Module: Mathlib.Topology.Instances.RealVectorSpace


map_real_smul

theorem map_real_smul : ∀ {E : Type u_1} [inst : AddCommGroup E] [inst_1 : Module ℝ E] [inst_2 : TopologicalSpace E] [inst_3 : ContinuousSMul ℝ E] {F : Type u_2} [inst_4 : AddCommGroup F] [inst_5 : Module ℝ F] [inst_6 : TopologicalSpace F] [inst_7 : ContinuousSMul ℝ F] [inst_8 : T2Space F] {G : Type u_3} [inst_9 : FunLike G E F] [inst_10 : AddMonoidHomClass G E F] (f : G), Continuous ⇑f → ∀ (c : ℝ) (x : E), f (c • x) = c • f x

This theorem states that, for any continuous additive map `f` between two real vector spaces `E` and `F`, the map obeys the property of real-linearity.

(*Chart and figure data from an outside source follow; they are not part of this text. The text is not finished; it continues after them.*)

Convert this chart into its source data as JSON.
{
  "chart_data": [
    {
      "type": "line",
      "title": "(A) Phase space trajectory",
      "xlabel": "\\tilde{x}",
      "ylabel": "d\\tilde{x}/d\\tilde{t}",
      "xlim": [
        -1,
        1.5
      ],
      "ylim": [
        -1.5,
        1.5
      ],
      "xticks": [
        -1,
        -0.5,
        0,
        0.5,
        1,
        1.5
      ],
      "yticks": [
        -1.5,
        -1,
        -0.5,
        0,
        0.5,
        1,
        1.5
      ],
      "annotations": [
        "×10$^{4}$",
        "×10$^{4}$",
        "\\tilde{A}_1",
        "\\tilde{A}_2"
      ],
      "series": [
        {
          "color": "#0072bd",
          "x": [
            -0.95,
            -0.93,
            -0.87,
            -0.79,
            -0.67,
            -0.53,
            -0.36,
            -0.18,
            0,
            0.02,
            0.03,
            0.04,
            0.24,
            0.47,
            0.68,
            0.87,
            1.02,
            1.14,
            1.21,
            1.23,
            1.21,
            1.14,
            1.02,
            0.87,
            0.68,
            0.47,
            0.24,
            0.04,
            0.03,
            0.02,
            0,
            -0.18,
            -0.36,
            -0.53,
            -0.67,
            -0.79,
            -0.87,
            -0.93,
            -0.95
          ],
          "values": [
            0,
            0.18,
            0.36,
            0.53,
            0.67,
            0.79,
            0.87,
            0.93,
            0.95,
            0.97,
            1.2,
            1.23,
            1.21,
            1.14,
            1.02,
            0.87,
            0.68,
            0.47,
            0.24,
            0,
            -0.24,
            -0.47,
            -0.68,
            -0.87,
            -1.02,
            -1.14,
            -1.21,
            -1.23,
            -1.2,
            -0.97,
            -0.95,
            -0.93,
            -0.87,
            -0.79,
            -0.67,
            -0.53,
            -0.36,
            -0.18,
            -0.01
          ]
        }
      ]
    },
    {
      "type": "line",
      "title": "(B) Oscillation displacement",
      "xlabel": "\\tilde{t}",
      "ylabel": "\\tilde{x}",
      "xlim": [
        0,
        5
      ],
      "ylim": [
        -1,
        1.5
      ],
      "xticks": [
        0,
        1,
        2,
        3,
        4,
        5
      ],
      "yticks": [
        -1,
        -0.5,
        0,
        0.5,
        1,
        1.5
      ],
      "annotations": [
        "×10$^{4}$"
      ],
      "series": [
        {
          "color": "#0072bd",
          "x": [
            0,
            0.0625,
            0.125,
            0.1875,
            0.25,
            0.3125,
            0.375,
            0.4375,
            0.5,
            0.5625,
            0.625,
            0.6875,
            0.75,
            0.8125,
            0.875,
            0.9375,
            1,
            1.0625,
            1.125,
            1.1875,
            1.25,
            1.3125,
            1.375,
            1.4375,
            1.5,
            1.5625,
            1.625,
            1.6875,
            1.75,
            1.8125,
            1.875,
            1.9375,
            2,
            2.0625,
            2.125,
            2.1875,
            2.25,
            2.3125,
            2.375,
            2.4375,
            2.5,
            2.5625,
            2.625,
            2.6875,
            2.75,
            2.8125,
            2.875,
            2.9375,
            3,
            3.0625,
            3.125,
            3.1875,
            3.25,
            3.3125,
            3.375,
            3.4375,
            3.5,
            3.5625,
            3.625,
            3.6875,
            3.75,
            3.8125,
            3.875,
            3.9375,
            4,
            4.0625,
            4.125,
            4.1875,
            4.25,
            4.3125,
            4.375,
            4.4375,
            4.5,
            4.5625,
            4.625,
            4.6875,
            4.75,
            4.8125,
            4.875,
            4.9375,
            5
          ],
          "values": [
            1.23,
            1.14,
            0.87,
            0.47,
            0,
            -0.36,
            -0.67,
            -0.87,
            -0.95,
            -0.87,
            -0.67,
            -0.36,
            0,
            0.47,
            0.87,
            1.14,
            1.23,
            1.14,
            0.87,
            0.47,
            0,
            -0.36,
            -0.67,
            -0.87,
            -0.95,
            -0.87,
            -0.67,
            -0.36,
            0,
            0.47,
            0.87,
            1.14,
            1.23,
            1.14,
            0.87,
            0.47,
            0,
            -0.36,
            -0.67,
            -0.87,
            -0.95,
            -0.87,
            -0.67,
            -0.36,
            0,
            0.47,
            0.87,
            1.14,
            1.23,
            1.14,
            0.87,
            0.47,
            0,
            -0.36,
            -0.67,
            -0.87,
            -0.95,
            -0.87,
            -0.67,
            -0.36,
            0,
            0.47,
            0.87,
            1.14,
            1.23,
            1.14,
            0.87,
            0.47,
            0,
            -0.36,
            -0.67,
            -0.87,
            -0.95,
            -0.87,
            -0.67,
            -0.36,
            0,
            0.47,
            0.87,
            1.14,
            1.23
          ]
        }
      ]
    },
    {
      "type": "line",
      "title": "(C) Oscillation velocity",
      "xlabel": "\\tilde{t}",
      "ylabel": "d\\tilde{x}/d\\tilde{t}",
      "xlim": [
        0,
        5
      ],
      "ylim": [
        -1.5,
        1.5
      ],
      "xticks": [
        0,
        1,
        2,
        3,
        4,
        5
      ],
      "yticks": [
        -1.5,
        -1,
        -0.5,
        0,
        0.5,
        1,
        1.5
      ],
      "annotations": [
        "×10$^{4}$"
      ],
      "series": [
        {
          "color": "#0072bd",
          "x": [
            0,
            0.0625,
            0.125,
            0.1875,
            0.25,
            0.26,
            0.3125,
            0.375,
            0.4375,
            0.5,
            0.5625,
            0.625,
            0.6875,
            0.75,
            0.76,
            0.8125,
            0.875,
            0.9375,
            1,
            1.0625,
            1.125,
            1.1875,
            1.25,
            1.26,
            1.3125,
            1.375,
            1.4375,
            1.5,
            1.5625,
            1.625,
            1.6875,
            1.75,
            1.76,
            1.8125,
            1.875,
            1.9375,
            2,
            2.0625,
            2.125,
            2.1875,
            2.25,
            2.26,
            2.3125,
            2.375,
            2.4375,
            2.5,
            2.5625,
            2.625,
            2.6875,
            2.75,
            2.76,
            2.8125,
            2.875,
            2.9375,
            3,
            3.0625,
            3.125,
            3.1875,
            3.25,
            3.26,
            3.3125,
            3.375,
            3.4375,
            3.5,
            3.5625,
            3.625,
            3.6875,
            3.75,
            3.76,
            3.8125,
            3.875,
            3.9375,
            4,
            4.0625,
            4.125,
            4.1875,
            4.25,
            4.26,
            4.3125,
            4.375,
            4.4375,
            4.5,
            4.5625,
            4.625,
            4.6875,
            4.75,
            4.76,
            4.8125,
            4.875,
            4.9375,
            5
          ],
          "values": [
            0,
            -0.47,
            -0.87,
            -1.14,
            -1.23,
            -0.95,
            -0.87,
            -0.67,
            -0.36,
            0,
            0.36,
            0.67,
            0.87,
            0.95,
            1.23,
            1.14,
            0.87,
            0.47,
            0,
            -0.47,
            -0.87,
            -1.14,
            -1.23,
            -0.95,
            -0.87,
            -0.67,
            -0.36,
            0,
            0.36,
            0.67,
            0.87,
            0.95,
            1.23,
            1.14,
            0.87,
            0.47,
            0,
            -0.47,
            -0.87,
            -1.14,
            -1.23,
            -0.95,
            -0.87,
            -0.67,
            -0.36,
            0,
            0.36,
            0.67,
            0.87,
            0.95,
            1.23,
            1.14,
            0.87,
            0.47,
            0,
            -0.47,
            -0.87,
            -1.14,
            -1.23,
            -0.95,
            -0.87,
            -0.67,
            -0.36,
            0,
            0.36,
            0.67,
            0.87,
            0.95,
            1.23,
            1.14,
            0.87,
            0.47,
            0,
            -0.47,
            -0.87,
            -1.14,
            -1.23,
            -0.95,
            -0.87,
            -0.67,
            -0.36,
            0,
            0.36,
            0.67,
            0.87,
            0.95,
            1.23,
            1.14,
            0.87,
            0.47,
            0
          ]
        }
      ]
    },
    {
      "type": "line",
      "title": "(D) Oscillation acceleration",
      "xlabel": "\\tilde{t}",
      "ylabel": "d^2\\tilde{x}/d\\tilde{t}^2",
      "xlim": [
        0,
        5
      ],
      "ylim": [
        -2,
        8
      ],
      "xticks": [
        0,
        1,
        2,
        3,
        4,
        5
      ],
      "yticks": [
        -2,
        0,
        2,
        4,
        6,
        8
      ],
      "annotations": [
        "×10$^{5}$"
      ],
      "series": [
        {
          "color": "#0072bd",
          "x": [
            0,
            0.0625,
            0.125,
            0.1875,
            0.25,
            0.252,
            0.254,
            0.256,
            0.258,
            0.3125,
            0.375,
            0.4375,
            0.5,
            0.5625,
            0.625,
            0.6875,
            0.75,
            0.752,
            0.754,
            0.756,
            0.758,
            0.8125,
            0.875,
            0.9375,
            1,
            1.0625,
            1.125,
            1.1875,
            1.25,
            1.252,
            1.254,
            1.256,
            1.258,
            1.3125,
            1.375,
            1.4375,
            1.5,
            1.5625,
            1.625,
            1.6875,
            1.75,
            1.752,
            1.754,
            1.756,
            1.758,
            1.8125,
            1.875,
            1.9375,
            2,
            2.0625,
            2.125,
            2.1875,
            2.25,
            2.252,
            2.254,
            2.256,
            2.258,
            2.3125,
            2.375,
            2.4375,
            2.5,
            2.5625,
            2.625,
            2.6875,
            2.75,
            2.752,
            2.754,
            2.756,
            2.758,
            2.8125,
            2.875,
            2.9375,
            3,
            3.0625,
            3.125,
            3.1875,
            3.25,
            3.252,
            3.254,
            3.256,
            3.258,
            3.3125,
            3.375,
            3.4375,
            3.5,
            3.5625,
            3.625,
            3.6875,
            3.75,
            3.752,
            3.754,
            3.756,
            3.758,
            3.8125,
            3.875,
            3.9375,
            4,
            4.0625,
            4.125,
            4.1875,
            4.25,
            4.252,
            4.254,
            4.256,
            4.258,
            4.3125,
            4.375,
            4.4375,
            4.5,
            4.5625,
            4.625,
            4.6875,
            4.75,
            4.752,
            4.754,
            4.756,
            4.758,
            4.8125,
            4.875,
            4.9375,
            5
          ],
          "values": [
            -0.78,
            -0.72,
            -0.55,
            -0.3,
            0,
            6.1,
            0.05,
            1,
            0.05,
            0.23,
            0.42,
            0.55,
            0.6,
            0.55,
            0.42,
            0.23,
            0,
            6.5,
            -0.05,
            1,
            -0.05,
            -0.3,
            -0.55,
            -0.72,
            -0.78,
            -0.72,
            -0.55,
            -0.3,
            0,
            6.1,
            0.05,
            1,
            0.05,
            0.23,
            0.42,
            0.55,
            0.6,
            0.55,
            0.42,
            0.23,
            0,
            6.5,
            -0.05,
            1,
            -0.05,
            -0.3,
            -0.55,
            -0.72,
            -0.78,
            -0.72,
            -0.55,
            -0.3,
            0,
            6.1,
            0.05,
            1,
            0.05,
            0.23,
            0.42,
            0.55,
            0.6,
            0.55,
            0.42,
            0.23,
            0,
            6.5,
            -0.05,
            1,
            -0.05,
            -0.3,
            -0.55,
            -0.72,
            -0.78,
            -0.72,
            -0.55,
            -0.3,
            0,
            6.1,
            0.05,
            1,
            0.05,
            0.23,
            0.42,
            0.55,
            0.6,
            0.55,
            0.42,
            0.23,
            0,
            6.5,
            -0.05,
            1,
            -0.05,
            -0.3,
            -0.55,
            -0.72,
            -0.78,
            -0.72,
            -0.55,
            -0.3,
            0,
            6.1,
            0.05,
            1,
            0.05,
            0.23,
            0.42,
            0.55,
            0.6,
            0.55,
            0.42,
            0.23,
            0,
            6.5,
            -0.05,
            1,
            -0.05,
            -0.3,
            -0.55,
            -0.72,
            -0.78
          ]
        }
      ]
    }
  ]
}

More specifically, if `E` and `F` are both real vector spaces that are equipped with a topology and have a continuous scalar multiplication operation, and `f` is a function from `E` to `F` that behaves like a function (according to the `FunLike` type class) and also behaves like an additive monoid homomorphism (according to the `AddMonoidHomClass` type class), then if `f` is continuous, it will map scalar multiplication in `E` to scalar multiplication in `F`. In more mathematical terms, for all real numbers `c` and all elements `x` of `E`, `f` applied to `c` times `x` in `E` is the same as `c` times `f` applied to `x` in `F`.

More concisely: If `f` is a continuous, additive map between real vector spaces `E` and `F` that respects scalar multiplication, then for all real numbers `c` and elements `x` of `E`, `f(cx) = c(f(x))`.